Title: Parallel Graph Processing: a Killer App for Performance Modeling

Date and time: Tuesday, June 21, 2:00 p.m. – 3:00 p.m.

Location:  This online session will be conducted via Zoom: https://fau.zoom.us/j/68603607738

Abstract: Graph processing workloads are increasing in popularity and complexity: many problems ranging from bioinformatics to text analysis, and from social network analysis to logistics and optimizations use graphs as primary data models. With the increase in analysis complexity and data size, graph processing performance becomes problematic: execution time increases significantly, yet unpredictably.

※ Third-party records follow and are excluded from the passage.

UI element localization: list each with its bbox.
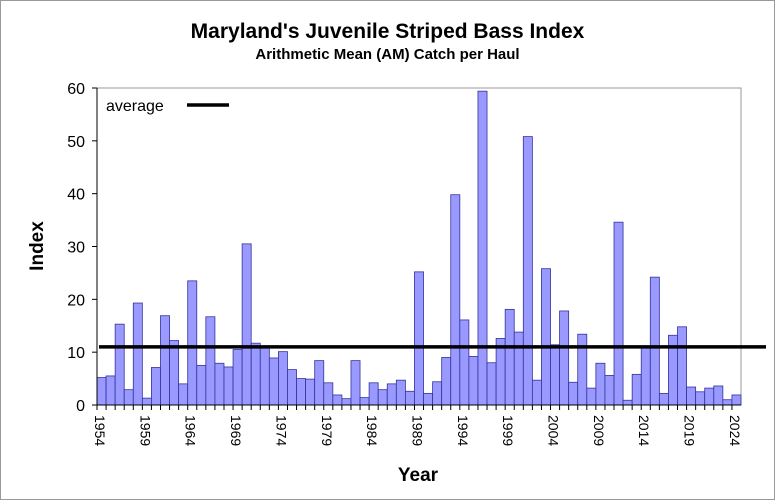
y-tick-label: 60	[67, 81, 85, 98]
bar-1957	[123, 389, 134, 406]
bar-2015	[649, 276, 660, 406]
bar-2018	[677, 326, 687, 406]
bar-1969	[232, 349, 243, 406]
bar-2010	[604, 375, 615, 406]
bar-1960	[151, 367, 161, 406]
bar-1993	[450, 194, 461, 406]
bar-1958	[132, 302, 143, 406]
legend-average-label: average	[106, 98, 164, 115]
bar-1984	[368, 382, 379, 406]
bar-1995	[468, 355, 479, 406]
bar-2022	[713, 385, 724, 406]
bar-2011	[613, 221, 624, 406]
x-tick-label: 1969	[228, 415, 244, 446]
y-tick-label: 0	[76, 398, 85, 415]
bars	[96, 90, 742, 406]
bar-1981	[341, 398, 352, 406]
bar-2023	[722, 399, 733, 406]
bar-2000	[513, 331, 524, 406]
bar-1985	[377, 389, 388, 406]
y-tick-label: 20	[67, 292, 85, 309]
bar-1980	[332, 394, 343, 406]
bar-2016	[658, 392, 669, 406]
bar-2001	[522, 136, 533, 406]
bar-2004	[550, 344, 560, 406]
bar-1978	[314, 360, 325, 406]
bar-1962	[169, 340, 180, 406]
x-tick-label: 1974	[273, 415, 289, 446]
bar-2006	[568, 381, 579, 406]
y-tick-label: 30	[67, 240, 85, 257]
bar-2013	[631, 373, 642, 406]
bar-2007	[577, 333, 588, 406]
x-tick-label: 1989	[409, 415, 425, 446]
bar-2003	[541, 268, 551, 406]
axes: 0 10 20 30 40 50 60 1954 1959 1964 1969 1974 1979 198…	[67, 81, 743, 446]
bar-1963	[178, 383, 189, 406]
bar-1991	[432, 381, 443, 406]
x-tick-label: 2009	[591, 415, 607, 446]
x-tick-label: 1959	[137, 415, 153, 446]
bar-1971	[250, 342, 261, 406]
x-tick-label: 1964	[183, 415, 199, 446]
bar-1976	[296, 378, 307, 406]
bar-2020	[695, 391, 706, 406]
x-tick-label: 2019	[682, 415, 698, 446]
bar-1982	[350, 360, 361, 406]
bar-1972	[259, 347, 270, 406]
x-tick-label: 1999	[500, 415, 516, 446]
chart-subtitle: Arithmetic Mean (AM) Catch per Haul	[255, 46, 520, 63]
bar-1994	[459, 319, 470, 406]
bar-1964	[187, 280, 198, 406]
bar-1989	[414, 271, 424, 406]
bar-1990	[423, 392, 434, 406]
y-tick-label: 10	[67, 345, 85, 362]
bar-2014	[640, 346, 651, 406]
bar-1986	[386, 383, 397, 406]
x-tick-label: 1984	[364, 415, 380, 446]
bar-1956	[114, 323, 125, 406]
bar-1961	[160, 315, 170, 406]
bar-1997	[486, 362, 497, 406]
bar-1966	[205, 316, 216, 406]
bar-2019	[686, 386, 697, 406]
bar-1970	[241, 243, 252, 406]
bar-2008	[586, 387, 597, 406]
x-tick-label: 2004	[546, 415, 562, 446]
bar-2002	[531, 379, 542, 406]
x-axis-label: Year	[398, 465, 439, 486]
y-axis-label: Index	[27, 221, 48, 271]
bar-1983	[359, 397, 370, 406]
y-tick-label: 50	[67, 134, 85, 151]
bar-1996	[477, 90, 488, 406]
bar-1988	[404, 390, 415, 406]
bar-1975	[287, 369, 297, 406]
y-tick-label: 40	[67, 187, 85, 204]
bar-1974	[278, 351, 288, 406]
chart-title: Maryland's Juvenile Striped Bass Index	[190, 20, 585, 43]
x-tick-label: 1994	[455, 415, 471, 446]
bar-1959	[141, 397, 152, 406]
bar-1992	[441, 357, 452, 406]
bar-2009	[595, 362, 606, 406]
bar-1973	[268, 357, 279, 406]
bar-1954	[96, 377, 107, 406]
bar-2012	[622, 399, 633, 406]
bar-2021	[704, 387, 715, 406]
bar-1977	[305, 378, 316, 406]
bar-1979	[323, 382, 334, 406]
bar-1999	[504, 308, 515, 406]
bar-1968	[223, 366, 234, 406]
bar-1967	[214, 362, 225, 406]
bar-2024	[731, 394, 742, 406]
x-tick-label: 2014	[636, 415, 652, 446]
x-tick-label: 1979	[319, 415, 335, 446]
x-tick-label: 1954	[92, 415, 108, 446]
bar-1987	[395, 379, 406, 406]
bar-1955	[105, 375, 116, 406]
bar-2005	[559, 310, 570, 406]
x-tick-label: 2024	[727, 415, 743, 446]
bar-1965	[196, 364, 207, 406]
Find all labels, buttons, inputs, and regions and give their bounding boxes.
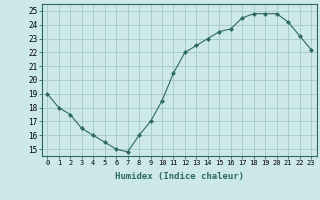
X-axis label: Humidex (Indice chaleur): Humidex (Indice chaleur) xyxy=(115,172,244,181)
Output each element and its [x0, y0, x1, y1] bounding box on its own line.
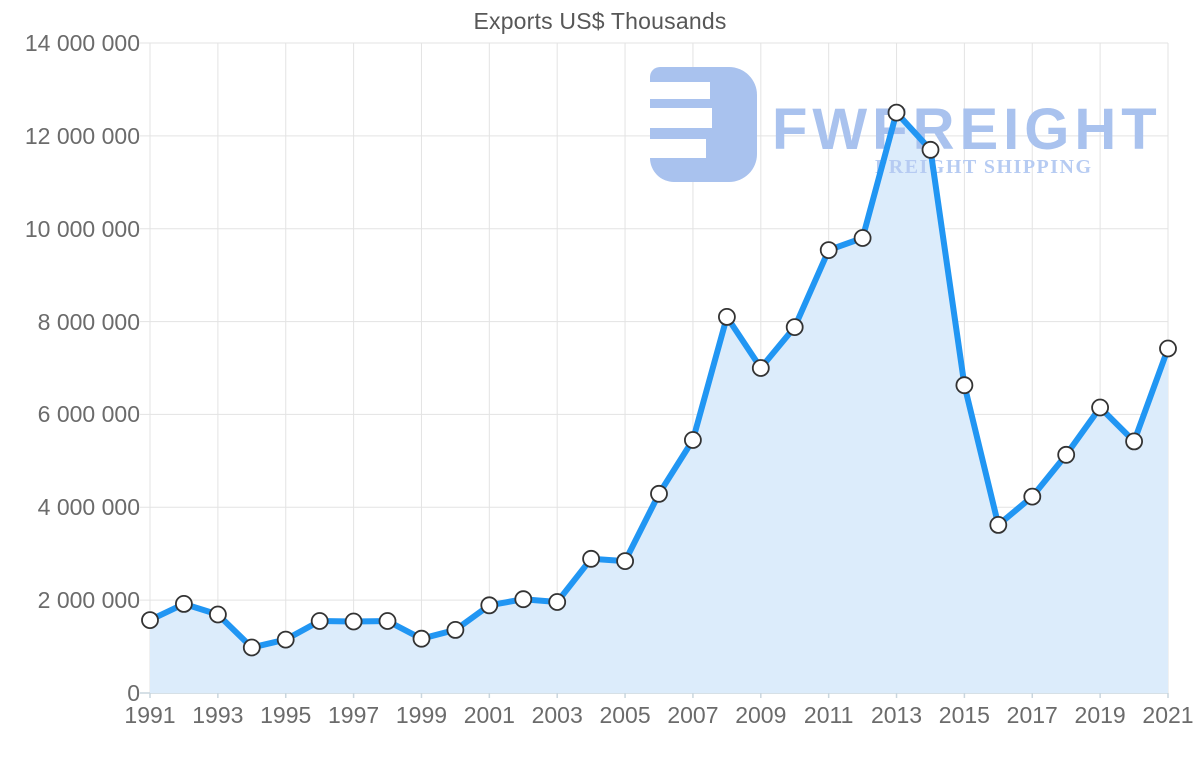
- data-point-marker-2001[interactable]: [480, 596, 499, 615]
- data-point-marker-1996[interactable]: [310, 612, 329, 630]
- watermark-brand-text: FWFREIGHT: [772, 97, 1162, 162]
- chart-title: Exports US$ Thousands: [473, 8, 727, 34]
- data-point-marker-1998[interactable]: [378, 612, 397, 630]
- data-point-marker-2018[interactable]: [1057, 445, 1076, 464]
- data-point-marker-2005[interactable]: [616, 552, 634, 570]
- data-point-marker-2010[interactable]: [785, 318, 804, 337]
- data-point-marker-2003[interactable]: [548, 593, 567, 611]
- data-point-marker-2013[interactable]: [887, 103, 906, 122]
- data-point-marker-2000[interactable]: [446, 621, 465, 639]
- logo-notch: [650, 139, 706, 158]
- logo-notch: [650, 82, 710, 99]
- watermark-tagline-text: FREIGHT SHIPPING: [875, 156, 1093, 178]
- data-point-marker-2009[interactable]: [751, 359, 770, 377]
- data-point-marker-2019[interactable]: [1091, 398, 1109, 417]
- data-point-marker-2011[interactable]: [819, 241, 838, 260]
- data-point-marker-2016[interactable]: [989, 516, 1008, 534]
- area-fill: [150, 112, 1168, 694]
- data-point-marker-1994[interactable]: [242, 638, 261, 657]
- data-point-marker-2002[interactable]: [514, 590, 533, 609]
- data-point-marker-2017[interactable]: [1023, 487, 1042, 506]
- data-point-marker-1992[interactable]: [174, 595, 193, 613]
- watermark: FWFREIGHT FREIGHT SHIPPING: [650, 67, 1160, 192]
- data-point-marker-2007[interactable]: [684, 431, 702, 449]
- watermark-logo-icon: [650, 67, 757, 182]
- data-point-marker-1995[interactable]: [276, 630, 295, 649]
- data-point-marker-2014[interactable]: [921, 140, 940, 159]
- data-point-marker-2015[interactable]: [955, 376, 974, 395]
- data-point-marker-1997[interactable]: [344, 612, 363, 631]
- data-point-marker-2021[interactable]: [1159, 339, 1177, 358]
- data-point-marker-2006[interactable]: [650, 484, 668, 503]
- data-point-marker-2008[interactable]: [718, 307, 736, 326]
- data-line: [147, 109, 1171, 651]
- data-point-marker-2004[interactable]: [582, 549, 600, 568]
- data-point-marker-2020[interactable]: [1125, 432, 1143, 451]
- data-point-marker-1999[interactable]: [412, 629, 431, 648]
- data-point-marker-2012[interactable]: [853, 229, 872, 247]
- data-point-marker-1991[interactable]: [141, 611, 159, 629]
- logo-notch: [650, 108, 712, 128]
- data-point-marker-1993[interactable]: [208, 605, 227, 624]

For the past 15+ years, using massive parallelism – often in the form of GPU-like accelerators – has been a successful approach for many applications. However, parallel graph processing workloads do not always provide the expected performance benefits; moreover, the performance is heavily dependent on the graph structure, system architecture, and the algorithm itself.

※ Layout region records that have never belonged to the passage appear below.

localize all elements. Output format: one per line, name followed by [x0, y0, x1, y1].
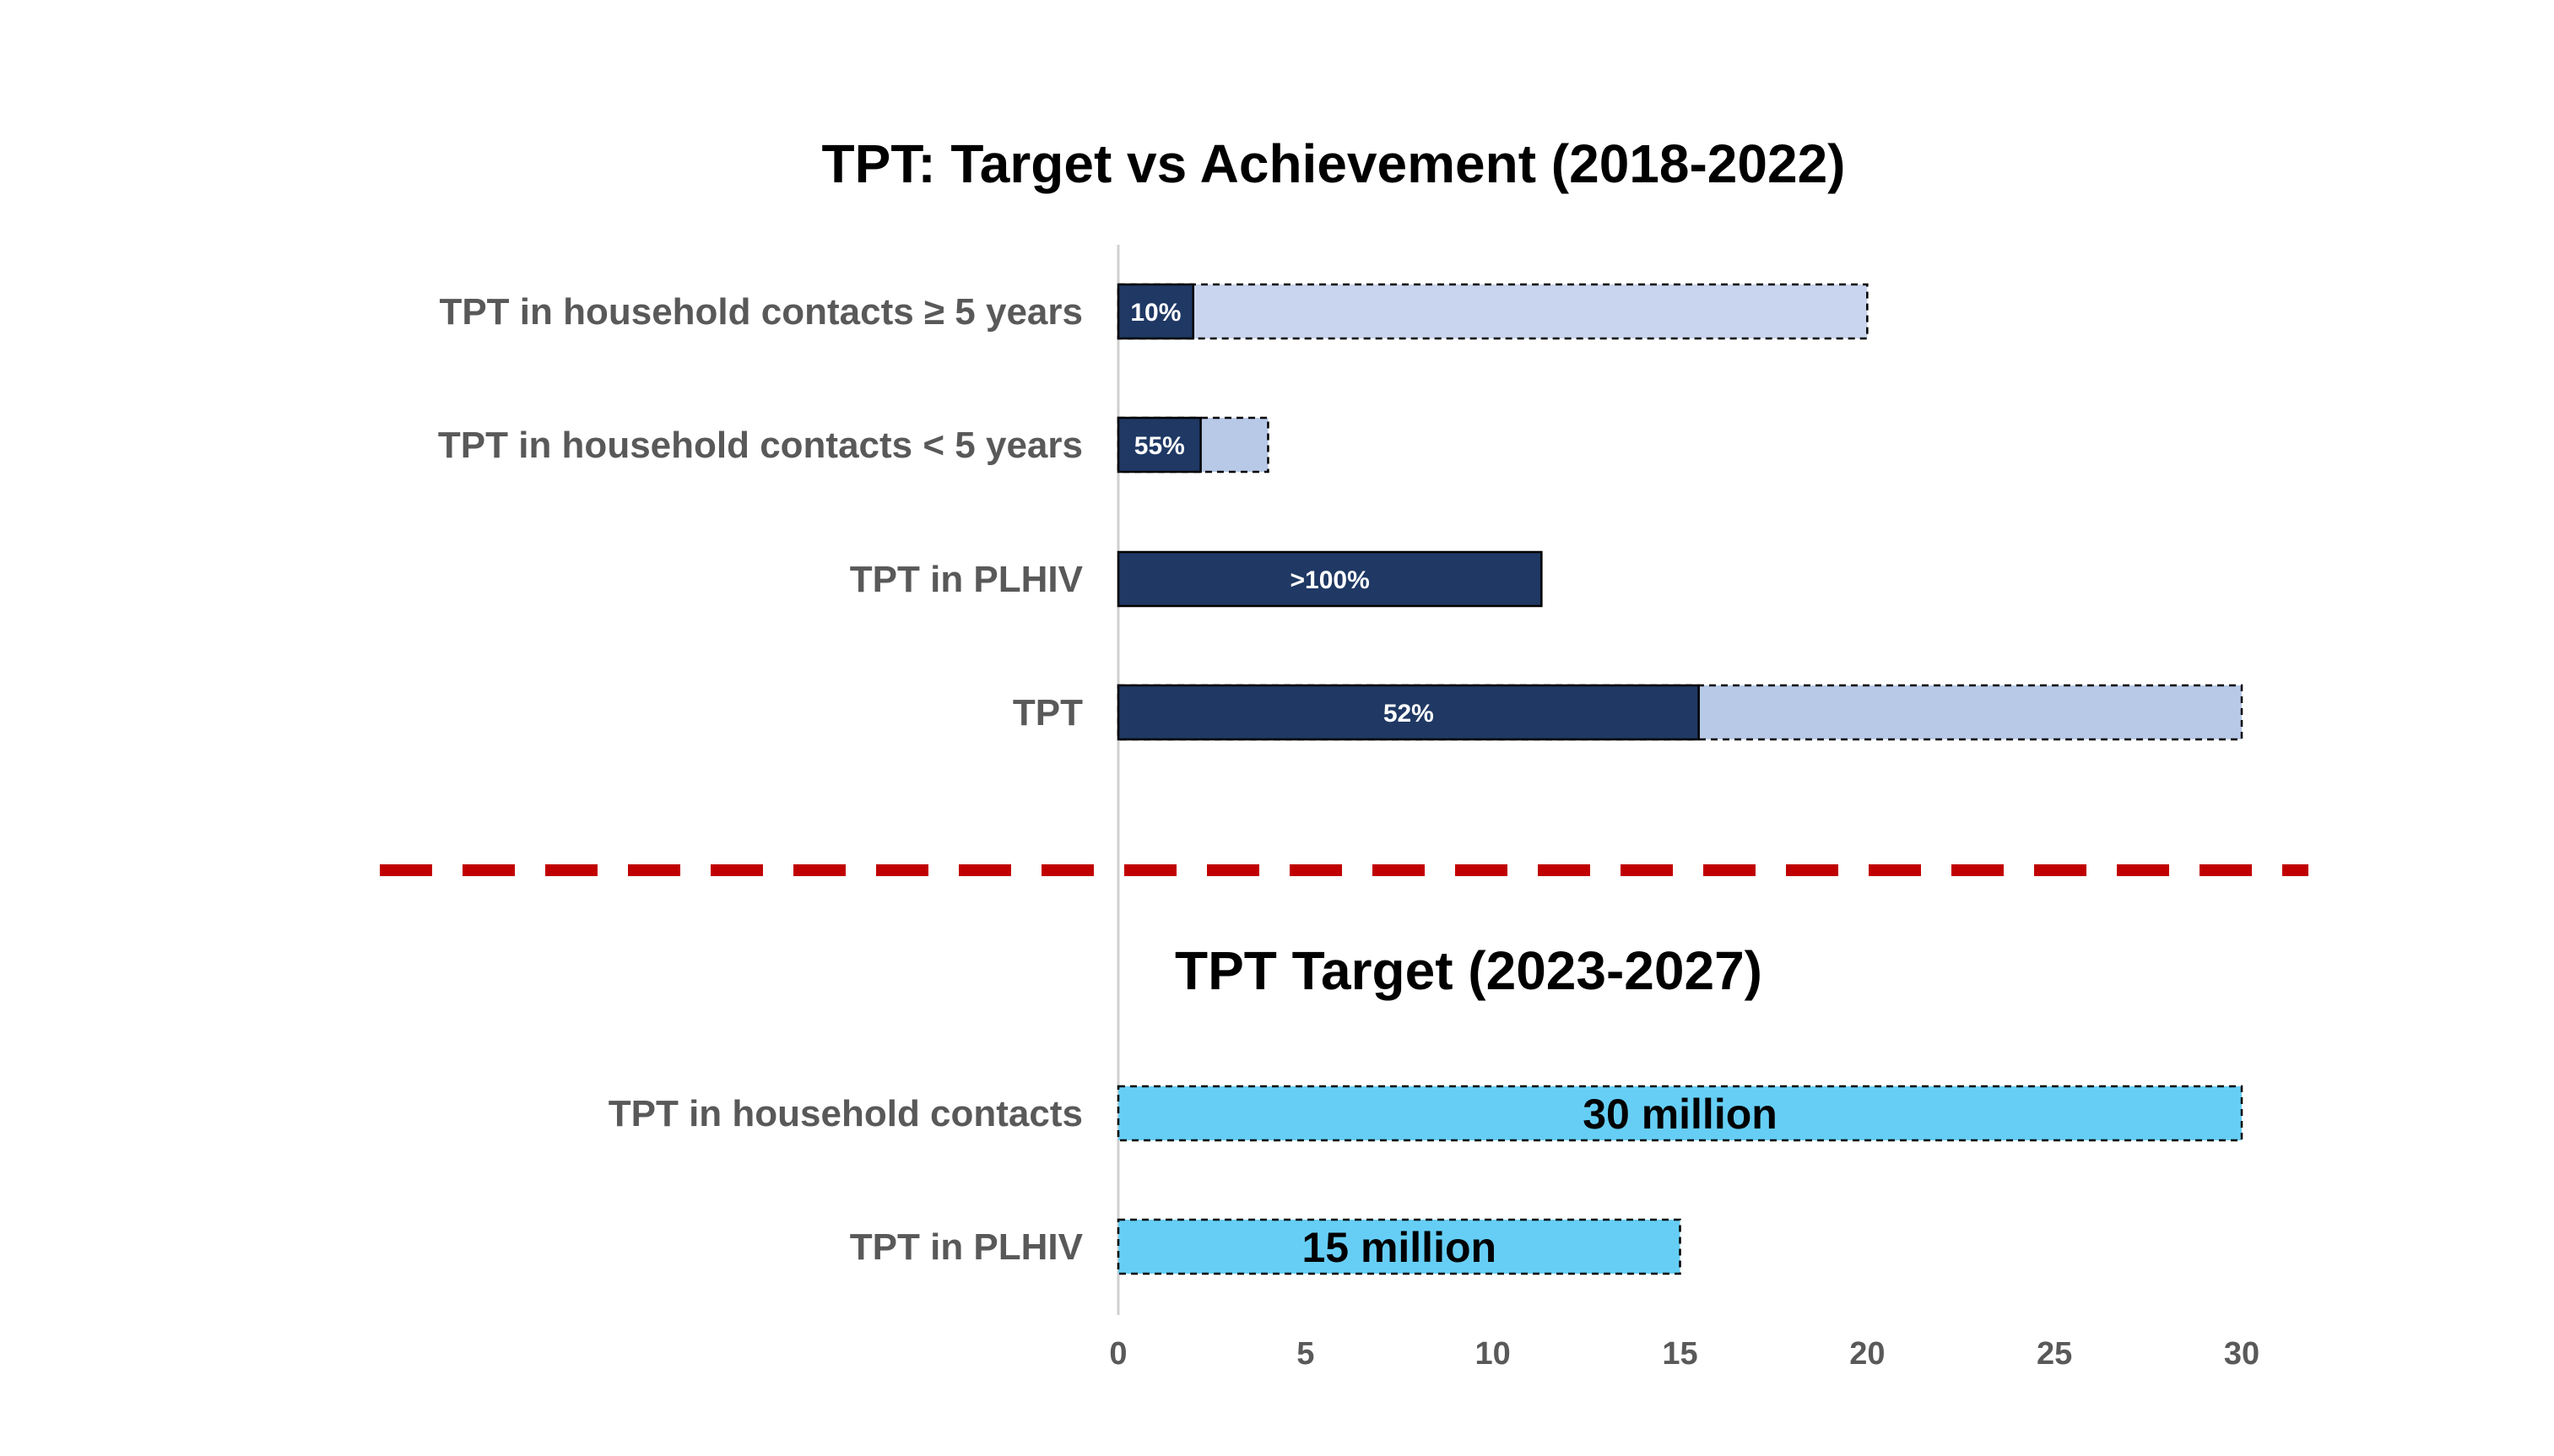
target-bar: [1117, 283, 1869, 340]
data-label: 10%: [1130, 299, 1181, 327]
category-label: TPT in household contacts: [609, 1093, 1083, 1134]
data-label: 15 million: [1301, 1224, 1496, 1271]
category-label: TPT in household contacts < 5 years: [438, 425, 1083, 466]
category-label: TPT in PLHIV: [850, 1226, 1084, 1268]
x-tick-label: 30: [2224, 1336, 2259, 1372]
chart-title-achievement: TPT: Target vs Achievement (2018-2022): [822, 133, 1846, 194]
x-tick-label: 10: [1475, 1336, 1511, 1372]
x-tick-label: 20: [1849, 1336, 1885, 1372]
data-label: >100%: [1291, 566, 1370, 594]
category-label: TPT: [1013, 692, 1083, 733]
data-label: 52%: [1383, 700, 1434, 728]
achieved-bar: [1117, 416, 1202, 474]
future-target-bar: [1117, 1085, 2243, 1142]
achieved-bar: [1117, 283, 1194, 340]
category-label: TPT in PLHIV: [850, 559, 1084, 600]
x-tick-label: 25: [2037, 1336, 2072, 1372]
data-label: 55%: [1134, 432, 1185, 460]
x-tick-label: 15: [1662, 1336, 1697, 1372]
achieved-bar: [1117, 684, 1700, 741]
chart-title-target: TPT Target (2023-2027): [1175, 940, 1762, 1001]
future-target-bar: [1117, 1218, 1681, 1275]
achieved-bar: [1117, 550, 1543, 608]
x-tick-label: 0: [1109, 1336, 1127, 1372]
data-label: 30 million: [1583, 1091, 1778, 1138]
category-label: TPT in household contacts ≥ 5 years: [439, 291, 1083, 333]
x-tick-label: 5: [1296, 1336, 1314, 1372]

In this talk, we will discuss several methods for performance modeling for parallel graph processing workloads on GPUs. Through a couple of case-studies, we contrast and compare analytical and machine-learning models, and discuss the pro’s and con’s of different approaches.

 

Ana Lucia Varbanescu, University of TwenteSpeaker bio: Ana Lucia Varbanescu holds a BSc and MSc degree from POLITEHNICA University in Bucharest, Romania. She obtained her PhD from TUDelft, The Netherlands, and continued to work as a PostDoc researcher in The Netherlands, at TUDelft and VU University in Amsterdam. She is a MacGillavry fellow at University of Amsterdam, where she was tenured in 2018 as Associate Professor. Since 2022, she is also an Adjunct Professor at University of Twente. She has been a visiting researcher at IBM TJ Watson (2006, 2007), Barcelona Supercomputing Center (2007), NVIDIA (2009), and Imperial College of London (2013). She has received several NWO grants (including a Veni grant) and she has been a co-PI for the EXTRA EU project.

Her research stems from HPC, and investigates the use of multi- and many-core architectures for HPC, with a special focus on performance and energy efficiency modeling for both scientific and irregular, data-intensive applications.